Gravitas as a concept has an air of power and mystery about it but gravitas is something that can help managers and executives become more respected leaders. The dictionary meaning of gravitas is simply ‘seriousness’ and when we speak of ‘executive gravitas,’ we picture someone who is steady, grounded, confident, and at ease with themselves and their role.
A definition of gravitas may be a bit elusive, however there are clear actions you can take to develop a personal leadership style that will bring you greater respect as a leader.
Here are 8 Tactics To Give You Gravitas
- When an employee brings a problem or concern: Thank them sincerely for bringing it up – even if it’s a complaint about your personal brainchild. If appropriate, ask them for an idea to solve this, any idea – it doesn’t have to be a good one! I practiced this as a manager and I found that when I did this consistently, my team started bringing better solutions with their complaints. Some people on my team even developed into confidently bringing suggested improvements instead of complaints. Do you see the power in that shift?
- When giving or explaining a task to an employee, always say what is important about the task. Is the completion of this task critical for another team to do their part? Is this task serving your customers? Increasing revenue? Protecting client data? Place the task in a greater context so that the employee has a sense of purpose and feels that their work has value. They will complete the work better and derive greater personal fulfillment from doing it.
- When answering a question in email, write a complete sentence to ensure clarity: “Yes, please run the revenue report for the entire last month showing sales by day” rather than leaving things open to misunderstanding with a simple “Yes.”
- Say what you see. Often when we see something is amiss, we get uncomfortable – usually because there’s a conversation happening in our heads that somehow makes this situation mean something about us. To sidestep your monkey mind thoughts, just say what you see without trying to analyze it. For example, to one of your recently tardy direct reports: “I see you’ve been late every day this week, is there something going on that I can support you with?”
- When you don’t understand say “It’s not yet clear to me.” Try to bring clarity to what you are hearing by helping the person out: “Am I understanding this right…” then repeat back as best you can what you think is being said. Let them correct or elaborate from there. Or ask for specific details by starting with, “So I can be clear,…”
- Delete entirely the following words from your speech and written communication: Just, I feel, I think, I believe, Like. If you wouldn’t say the sentence without saying “I think” or “I feel” first, then reword the sentence into something you would say without using any of those phrases. For example, if you are asking for input and not making a declarative statement, then “I think the data indicates that 18 to 35 year-olds are not using our product as much” becomes “The data indicates that 18 to 35 year-olds are not using our product as much. Are you seeing this as well?” I think / I feel / I believe are phrases we often use to cushion our communication. We might intend to appear open to feedback but the effect is to make us appear uncertain and lacking in confidence. The fact is that everything said by anyone at any time is only their opinion and open to correction or disagreement by others. So if you intend to elicit feedback from others, state that clearly and leave the soft-pedaling fillers like “I believe” out. Everyone will thank you for it.
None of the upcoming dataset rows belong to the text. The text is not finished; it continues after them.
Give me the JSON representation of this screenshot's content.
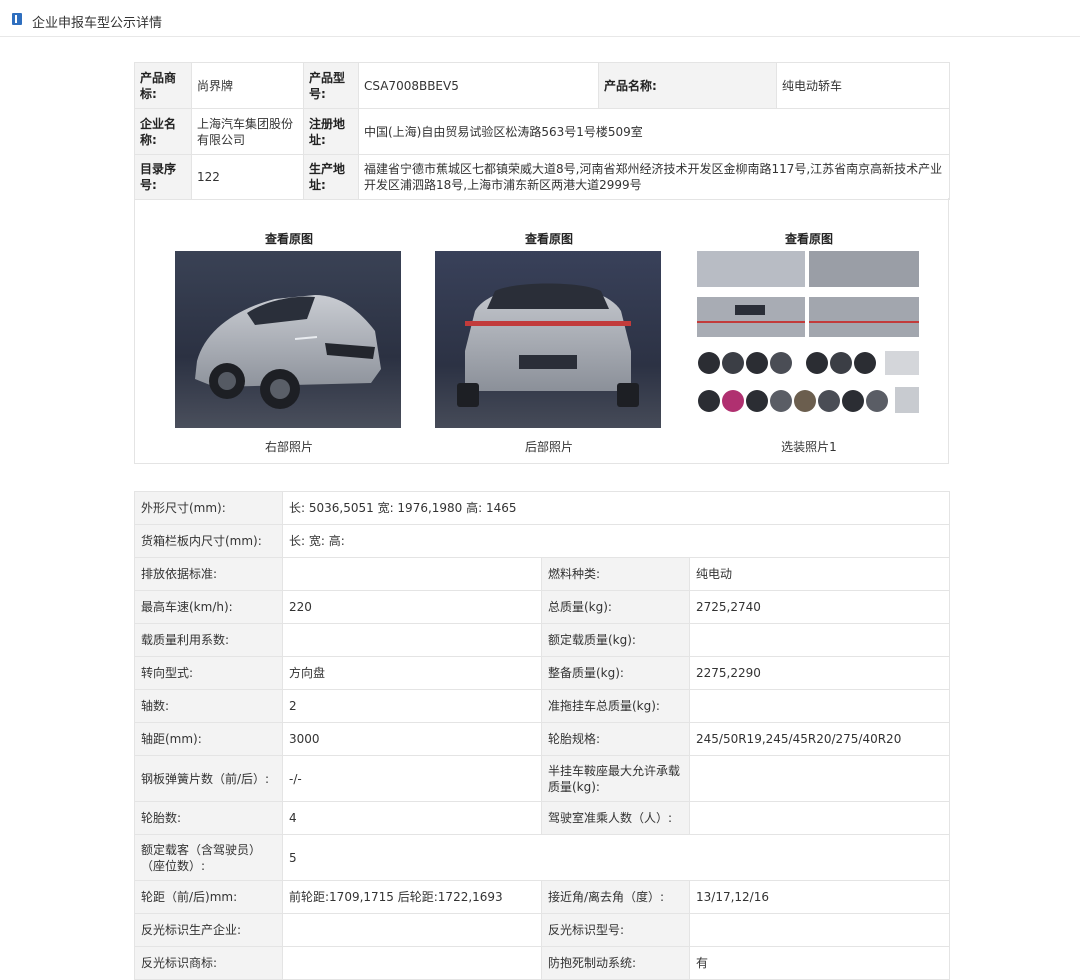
{
  "header": {
    "title": "企业申报车型公示详情"
  },
  "basic": {
    "brand_label": "产品商标:",
    "brand_value": "尚界牌",
    "model_label": "产品型号:",
    "model_value": "CSA7008BBEV5",
    "name_label": "产品名称:",
    "name_value": "纯电动轿车",
    "company_label": "企业名称:",
    "company_value": "上海汽车集团股份有限公司",
    "reg_addr_label": "注册地址:",
    "reg_addr_value": "中国(上海)自由贸易试验区松涛路563号1号楼509室",
    "catalog_label": "目录序号:",
    "catalog_value": "122",
    "prod_addr_label": "生产地址:",
    "prod_addr_value": "福建省宁德市蕉城区七都镇荣威大道8号,河南省郑州经济技术开发区金柳南路117号,江苏省南京高新技术产业开发区浦泗路18号,上海市浦东新区两港大道2999号"
  },
  "photos": [
    {
      "view_label": "查看原图",
      "caption": "右部照片"
    },
    {
      "view_label": "查看原图",
      "caption": "后部照片"
    },
    {
      "view_label": "查看原图",
      "caption": "选装照片1"
    }
  ],
  "specs": {
    "dims_label": "外形尺寸(mm):",
    "dims_value": "长: 5036,5051 宽: 1976,1980 高: 1465",
    "cargo_label": "货箱栏板内尺寸(mm):",
    "cargo_value": "长:  宽:  高:",
    "emission_label": "排放依据标准:",
    "emission_value": "",
    "fuel_label": "燃料种类:",
    "fuel_value": "纯电动",
    "speed_label": "最高车速(km/h):",
    "speed_value": "220",
    "total_mass_label": "总质量(kg):",
    "total_mass_value": "2725,2740",
    "load_coef_label": "载质量利用系数:",
    "load_coef_value": "",
    "rated_load_label": "额定载质量(kg):",
    "rated_load_value": "",
    "steering_label": "转向型式:",
    "steering_value": "方向盘",
    "curb_mass_label": "整备质量(kg):",
    "curb_mass_value": "2275,2290",
    "axles_label": "轴数:",
    "axles_value": "2",
    "trailer_label": "准拖挂车总质量(kg):",
    "trailer_value": "",
    "wheelbase_label": "轴距(mm):",
    "wheelbase_value": "3000",
    "tire_spec_label": "轮胎规格:",
    "tire_spec_value": "245/50R19,245/45R20/275/40R20",
    "spring_label": "钢板弹簧片数（前/后）:",
    "spring_value": "-/-",
    "saddle_label": "半挂车鞍座最大允许承载质量(kg):",
    "saddle_value": "",
    "tires_label": "轮胎数:",
    "tires_value": "4",
    "cab_label": "驾驶室准乘人数（人）:",
    "cab_value": "",
    "passengers_label": "额定载客（含驾驶员）（座位数）:",
    "passengers_value": "5",
    "track_label": "轮距（前/后)mm:",
    "track_value": "前轮距:1709,1715 后轮距:1722,1693",
    "angle_label": "接近角/离去角（度）:",
    "angle_value": "13/17,12/16",
    "reflect_co_label": "反光标识生产企业:",
    "reflect_co_value": "",
    "reflect_model_label": "反光标识型号:",
    "reflect_model_value": "",
    "reflect_brand_label": "反光标识商标:",
    "reflect_brand_value": "",
    "abs_label": "防抱死制动系统:",
    "abs_value": "有"
  }
}
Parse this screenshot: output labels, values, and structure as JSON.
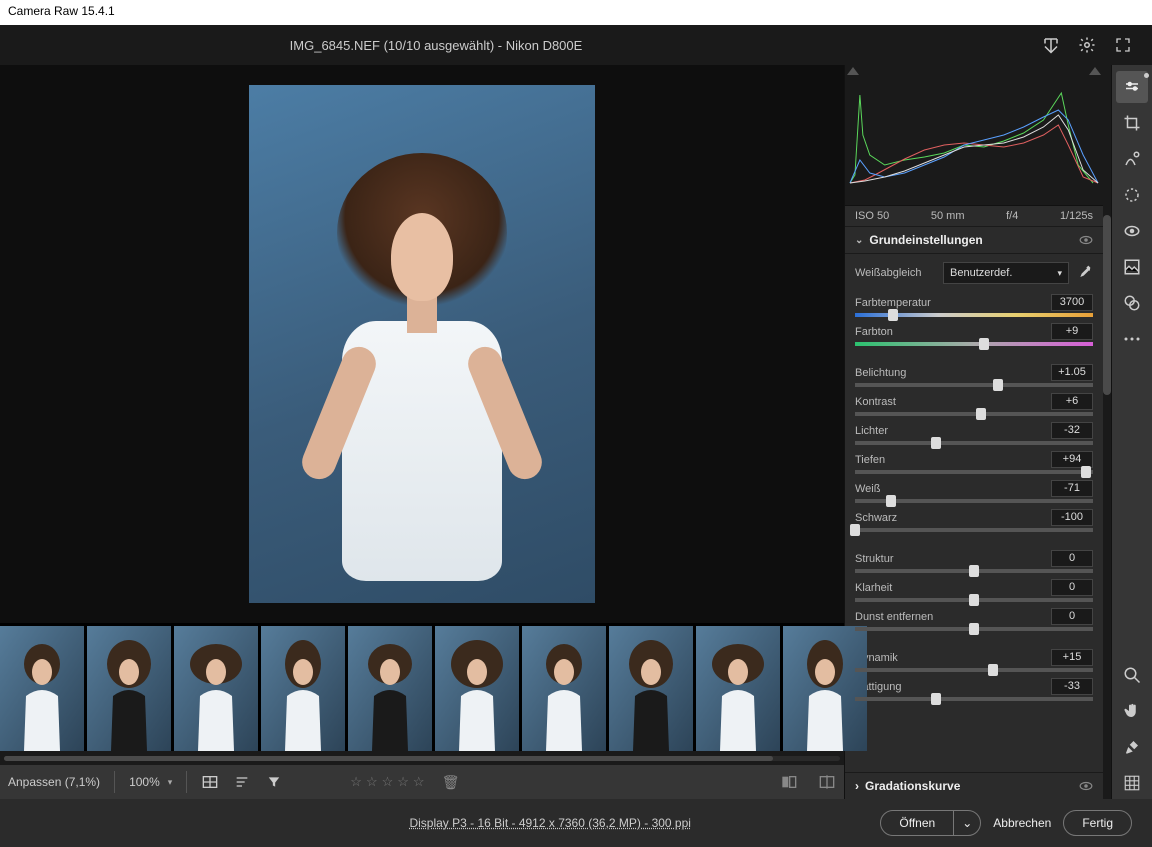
{
  "app_title": "Camera Raw 15.4.1",
  "header_title": "IMG_6845.NEF (10/10 ausgewählt) - Nikon D800E",
  "meta": {
    "iso": "ISO 50",
    "lens": "50 mm",
    "aperture": "f/4",
    "shutter": "1/125s"
  },
  "panels": {
    "basic": {
      "title": "Grundeinstellungen"
    },
    "curve": {
      "title": "Gradationskurve"
    }
  },
  "wb": {
    "label": "Weißabgleich",
    "value": "Benutzerdef."
  },
  "sliders": {
    "temp": {
      "label": "Farbtemperatur",
      "value": "3700",
      "pos": 16
    },
    "tint": {
      "label": "Farbton",
      "value": "+9",
      "pos": 54
    },
    "exposure": {
      "label": "Belichtung",
      "value": "+1.05",
      "pos": 60
    },
    "contrast": {
      "label": "Kontrast",
      "value": "+6",
      "pos": 53
    },
    "highlights": {
      "label": "Lichter",
      "value": "-32",
      "pos": 34
    },
    "shadows": {
      "label": "Tiefen",
      "value": "+94",
      "pos": 97
    },
    "whites": {
      "label": "Weiß",
      "value": "-71",
      "pos": 15
    },
    "blacks": {
      "label": "Schwarz",
      "value": "-100",
      "pos": 0
    },
    "texture": {
      "label": "Struktur",
      "value": "0",
      "pos": 50
    },
    "clarity": {
      "label": "Klarheit",
      "value": "0",
      "pos": 50
    },
    "dehaze": {
      "label": "Dunst entfernen",
      "value": "0",
      "pos": 50
    },
    "vibrance": {
      "label": "Dynamik",
      "value": "+15",
      "pos": 58
    },
    "saturation": {
      "label": "Sättigung",
      "value": "-33",
      "pos": 34
    }
  },
  "filmstrip_count": 10,
  "selected_thumb": 5,
  "bottom": {
    "fit_label": "Anpassen (7,1%)",
    "zoom_label": "100%"
  },
  "footer": {
    "info": "Display P3 - 16 Bit - 4912 x 7360 (36,2 MP) - 300 ppi",
    "open": "Öffnen",
    "cancel": "Abbrechen",
    "done": "Fertig"
  }
}
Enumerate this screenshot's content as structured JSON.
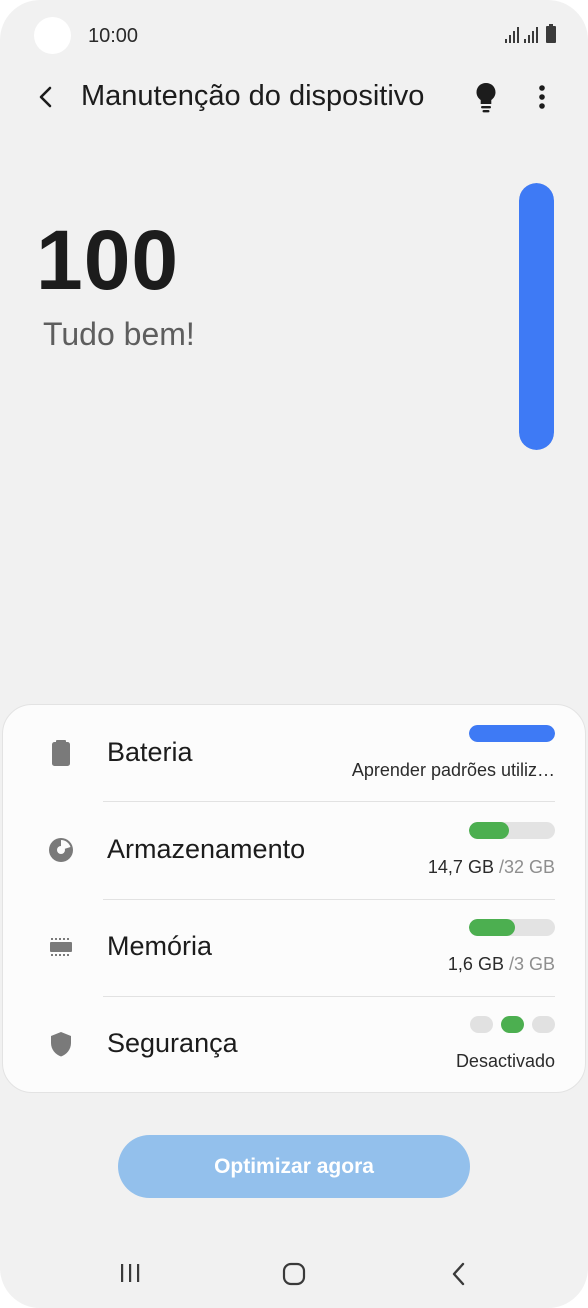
{
  "status_bar": {
    "time": "10:00"
  },
  "header": {
    "title": "Manutenção do dispositivo"
  },
  "score": {
    "value": "100",
    "status": "Tudo bem!",
    "level": 1.0
  },
  "accent_color": "#3e7af5",
  "items": [
    {
      "label": "Bateria",
      "icon": "battery-icon",
      "subtitle": "Aprender padrões utiliz…",
      "bar_fraction": 1.0,
      "bar_color": "#3e7af5"
    },
    {
      "label": "Armazenamento",
      "icon": "storage-pie-icon",
      "used": "14,7 GB",
      "total": "/32 GB",
      "bar_fraction": 0.46,
      "bar_color": "#4caf50"
    },
    {
      "label": "Memória",
      "icon": "memory-chip-icon",
      "used": "1,6 GB",
      "total": "/3 GB",
      "bar_fraction": 0.53,
      "bar_color": "#4caf50"
    },
    {
      "label": "Segurança",
      "icon": "shield-icon",
      "status": "Desactivado",
      "dots": [
        false,
        true,
        false
      ]
    }
  ],
  "actions": {
    "optimize_label": "Optimizar agora"
  }
}
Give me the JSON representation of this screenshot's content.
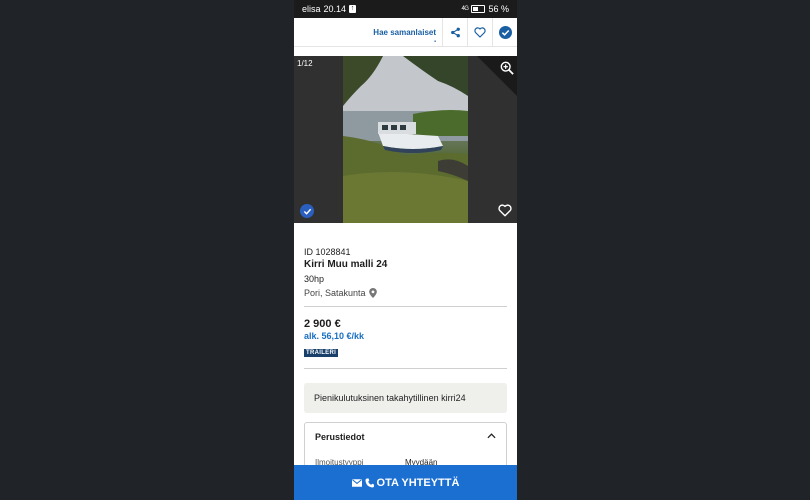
{
  "status_bar": {
    "carrier": "elisa",
    "time": "20.14",
    "upload_glyph": "↑",
    "signal": "4G",
    "battery": "56 %"
  },
  "topbar": {
    "similar_label": "Hae samanlaiset",
    "similar_dot": "•"
  },
  "gallery": {
    "counter": "1/12"
  },
  "listing": {
    "id": "ID 1028841",
    "title": "Kirri Muu malli 24",
    "subtitle": "30hp",
    "location": "Pori, Satakunta",
    "price": "2 900 €",
    "monthly": "alk. 56,10 €/kk",
    "tag": "TRAILERI"
  },
  "description": "Pienikulutuksinen takahytillinen kirri24",
  "basic_info": {
    "title": "Perustiedot",
    "rows": [
      {
        "label": "Ilmoitustyyppi",
        "value": "Myydään"
      }
    ]
  },
  "cta": {
    "label": "OTA YHTEYTTÄ"
  },
  "colors": {
    "accent": "#1a6fd0",
    "link": "#1a5fa3",
    "tag_bg": "#18406b",
    "check_badge": "#2a5fbf"
  },
  "icons": [
    "share-icon",
    "heart-icon",
    "check-circle-icon",
    "zoom-in-icon",
    "location-pin-icon",
    "chevron-up-icon",
    "mail-icon",
    "phone-icon"
  ]
}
- If you didn’t do something you said you would do, say so. This gets easier with practice! And you will be amazed at how empowering this is. “I said I would send this to you last week, I did not. I will send it to you by end of this week.” No stories, no explanations needed. The other person already knows you didn’t do what you said you would but by you stating this fact, you have brought a sense of closure to the energy gap left and cleared the air for everyone involved. If this caused a hardship or inconvenience for another person, you can add an apology (see number 8).
- To apologize, say “Apologies” don’t say “I’m sorry.” I’m sorry is only for major infractions, expressing condolences or to dear friends. Not getting a report to a coworker on time? Saying “I’m sorry” can come across as some kind of statement about you as a person rather than your state of regret. A simple “Apologies for the inconvenience this may have caused you” conveys adequate regret and that you realize there may have been consequences. If appropriate, follow up with what you willing to do next – e.g., deliver the report by Wednesday.